THE ANCIENT MERCHANT CITY ON THE RIVER, FENGHUANG

After the exercise of the Avatar mountains, our final stop in Hunan province (after a surprisingly smooth 4-hour bus journey on a newly constructed highway that is still constantly being developed further) was the ancient merchant city of Fenghuang. This is another spot that mainly draws a local crowd of tourists. We saw 2 other foreigners during our whole time there! Accordingly, there is very little English knowledge either, but that gave the whole place an authentic vibe. The views from the city waterfront were amazing, even from our balcony, particularly when lit up at night!

As mentioned, practically no English is spoken here, however there were a few English signs on the streets, that are worth sharing! (Good questions who will read the English text if there`s almost no foreigners in the town.?!)

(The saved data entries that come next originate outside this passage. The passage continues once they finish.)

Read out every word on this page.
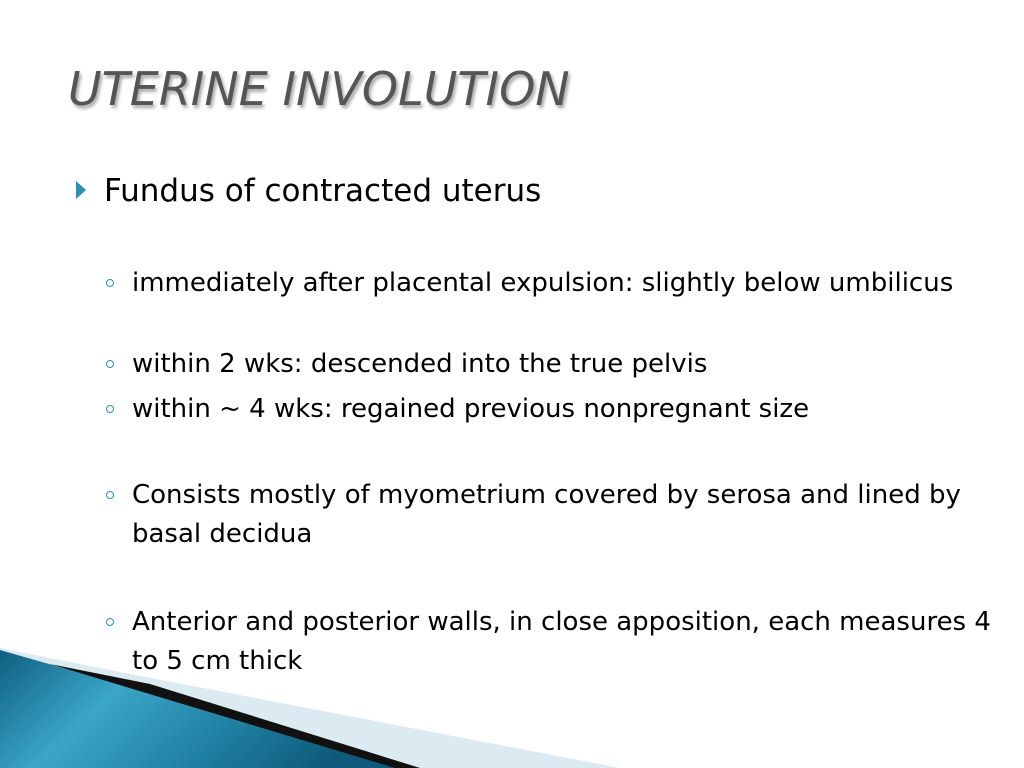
UTERINE INVOLUTION
Fundus of contracted uterus
immediately after placental expulsion: slightly below umbilicus
within 2 wks: descended into the true pelvis
within ~ 4 wks: regained previous nonpregnant size
Consists mostly of myometrium covered by serosa and lined by basal decidua
Anterior and posterior walls, in close apposition, each measures 4 to 5 cm thick
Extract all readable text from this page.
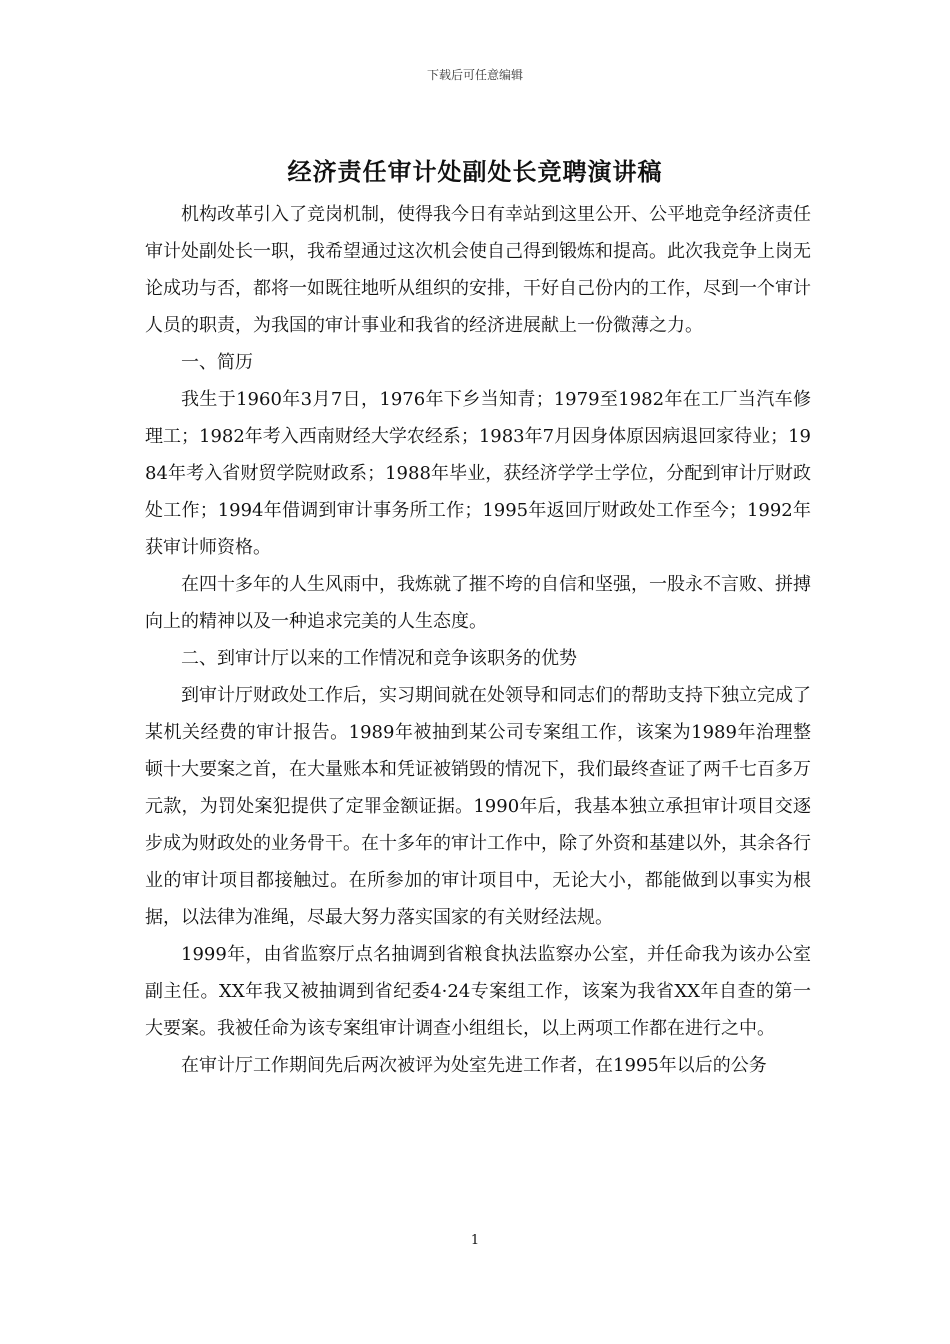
下载后可任意编辑
经济责任审计处副处长竞聘演讲稿

机构改革引入了竞岗机制，使得我今日有幸站到这里公开、公平地竞争经济责任审计处副处长一职，我希望通过这次机会使自己得到锻炼和提高。此次我竞争上岗无论成功与否，都将一如既往地听从组织的安排，干好自己份内的工作，尽到一个审计人员的职责，为我国的审计事业和我省的经济进展献上一份微薄之力。

一、简历

我生于1960年3月7日，1976年下乡当知青；1979至1982年在工厂当汽车修理工；1982年考入西南财经大学农经系；1983年7月因身体原因病退回家待业；1984年考入省财贸学院财政系；1988年毕业，获经济学学士学位，分配到审计厅财政处工作；1994年借调到审计事务所工作；1995年返回厅财政处工作至今；1992年获审计师资格。

在四十多年的人生风雨中，我炼就了摧不垮的自信和坚强，一股永不言败、拼搏向上的精神以及一种追求完美的人生态度。

二、到审计厅以来的工作情况和竞争该职务的优势

到审计厅财政处工作后，实习期间就在处领导和同志们的帮助支持下独立完成了某机关经费的审计报告。1989年被抽到某公司专案组工作，该案为1989年治理整顿十大要案之首，在大量账本和凭证被销毁的情况下，我们最终查证了两千七百多万元款，为罚处案犯提供了定罪金额证据。1990年后，我基本独立承担审计项目交逐步成为财政处的业务骨干。在十多年的审计工作中，除了外资和基建以外，其余各行业的审计项目都接触过。在所参加的审计项目中，无论大小，都能做到以事实为根据，以法律为准绳，尽最大努力落实国家的有关财经法规。

1999年，由省监察厅点名抽调到省粮食执法监察办公室，并任命我为该办公室副主任。XX年我又被抽调到省纪委4·24专案组工作，该案为我省XX年自查的第一大要案。我被任命为该专案组审计调查小组组长，以上两项工作都在进行之中。

在审计厅工作期间先后两次被评为处室先进工作者，在1995年以后的公务

1
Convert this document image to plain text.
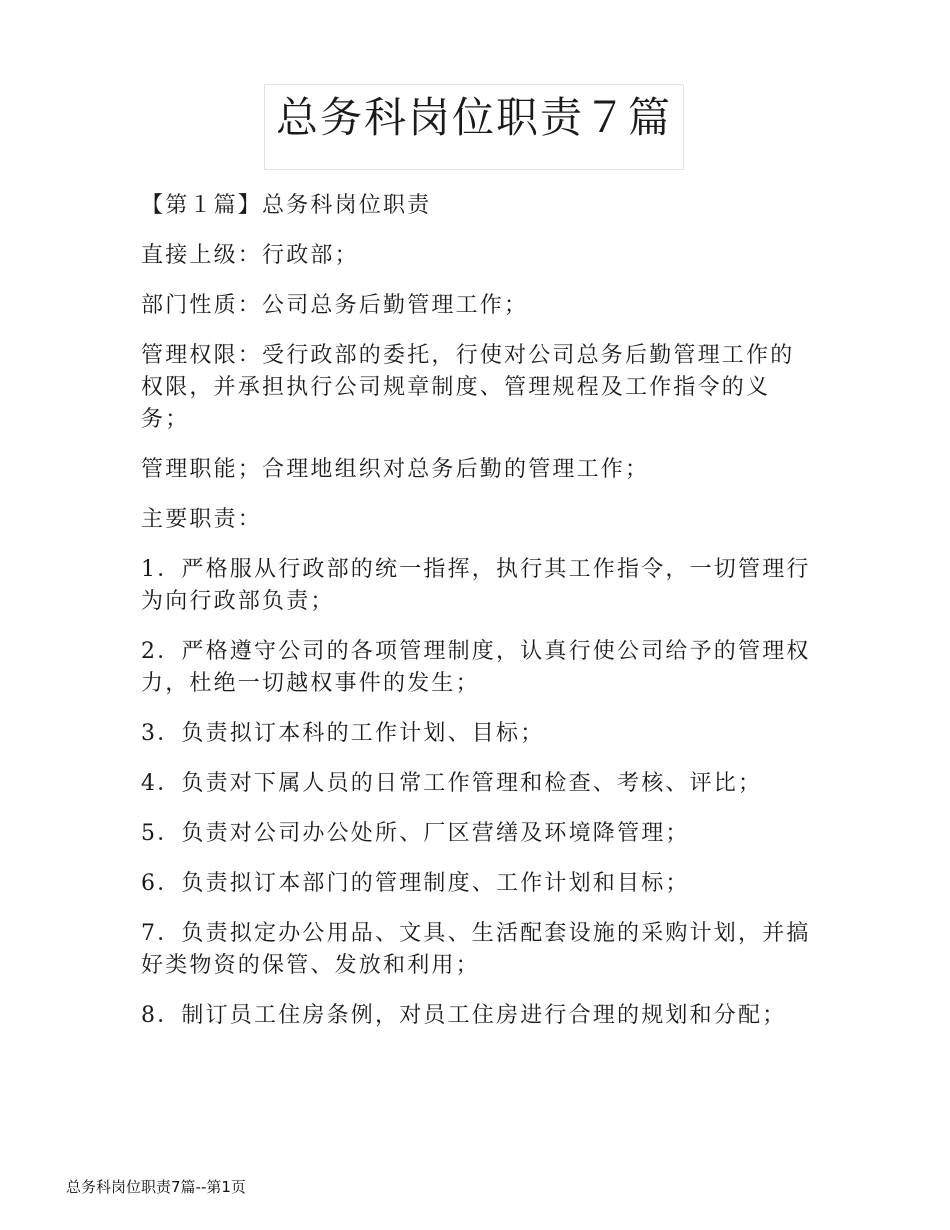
总务科岗位职责７篇

【第１篇】总务科岗位职责

直接上级：行政部；

部门性质：公司总务后勤管理工作；

管理权限：受行政部的委托，行使对公司总务后勤管理工作的权限，并承担执行公司规章制度、管理规程及工作指令的义务；

管理职能；合理地组织对总务后勤的管理工作；

主要职责：

1．严格服从行政部的统一指挥，执行其工作指令，一切管理行为向行政部负责；

2．严格遵守公司的各项管理制度，认真行使公司给予的管理权力，杜绝一切越权事件的发生；

3．负责拟订本科的工作计划、目标；

4．负责对下属人员的日常工作管理和检查、考核、评比；

5．负责对公司办公处所、厂区营缮及环境降管理；

6．负责拟订本部门的管理制度、工作计划和目标；

7．负责拟定办公用品、文具、生活配套设施的采购计划，并搞好类物资的保管、发放和利用；

8．制订员工住房条例，对员工住房进行合理的规划和分配；

总务科岗位职责7篇--第1页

Our guidebook had warned us that we would need to pay a hefty entrance fee even to see some of the more picturesque streets, but surprisingly we didn’t run into any ticket collectors – maybe they were all on holidays? So we spent a couple of days just wandering around the town without any specific purpose and enjoyed the unique atmosphere. For us the place looked like it just jumped out from an old book about ancient China. Fenghuang means phoenix in Chinese, and it also happens to be the symbol of the city, with a huge statue on the main square.

A more shocking part was seeing that catering to local tastes also meant a very wide variety of fresh game meat and other ‘delicacies’ exhibited in front of restaurants, from turtles suspended on poles to prevent them getting away, to a flat-snouted rabbit-type mammal with a bloody mouth from trying to bite its way out of its metal cage, baby rabbits, snakes, bugs and many more, which was enough to turn anyone into a vegetarian (at least temporarily). And then there were the worms and grub which were either cooked into noodles or made into crunchy pancakes – the bottom line was that we looked twice to see what we were eating before we put it into our mouths! Here the earlier discovered tactic of asking for veggies only was the best option to stay on the safe side, especially as none of the menus were ever written in English - the best we could hope for was a picture menu.

Good luck making your order!

Also catering to the domestic tourism industry were a couple of quirky attractions: the fish-pedicure parlour (where little fish in a bowl eat the dead skin from your feet), the flower wreath sellers and the costume-photo vendors - for women it was to dress them up in traditional minority dresses, while they tried to convince men dressed up in what I can only describe as beaver-trapper / hunters with large shotguns. They were surprisingly popular, which gave the city a very interesting character, with dozens of hunters taking pictures around the city!

Popular flower wreath for girls

We didn't have much luck with the weather in the city, as it started pouring the day after we arrived. You could see the river change colour from blue/green to brown as the sediment was washed in - it seemed like a completely different river! The unusually high water level meant that the river flooded the first street on the opposite bank, and was only missing 5cm to do the same on our bank, but luckily the rain stopped before that happened. It did mean that we couldn't go cruising on the river though.

Waiting for the rain the stop

Having stepped through these unique spots in China, which are less known to and visited by foreign tourists, it was time to head to the iconic mountains of Guilin, which were the first tourist attraction that was developed in China. We braced ourselves for the crowds, but were also hoping that more development would also mean better chances at communication!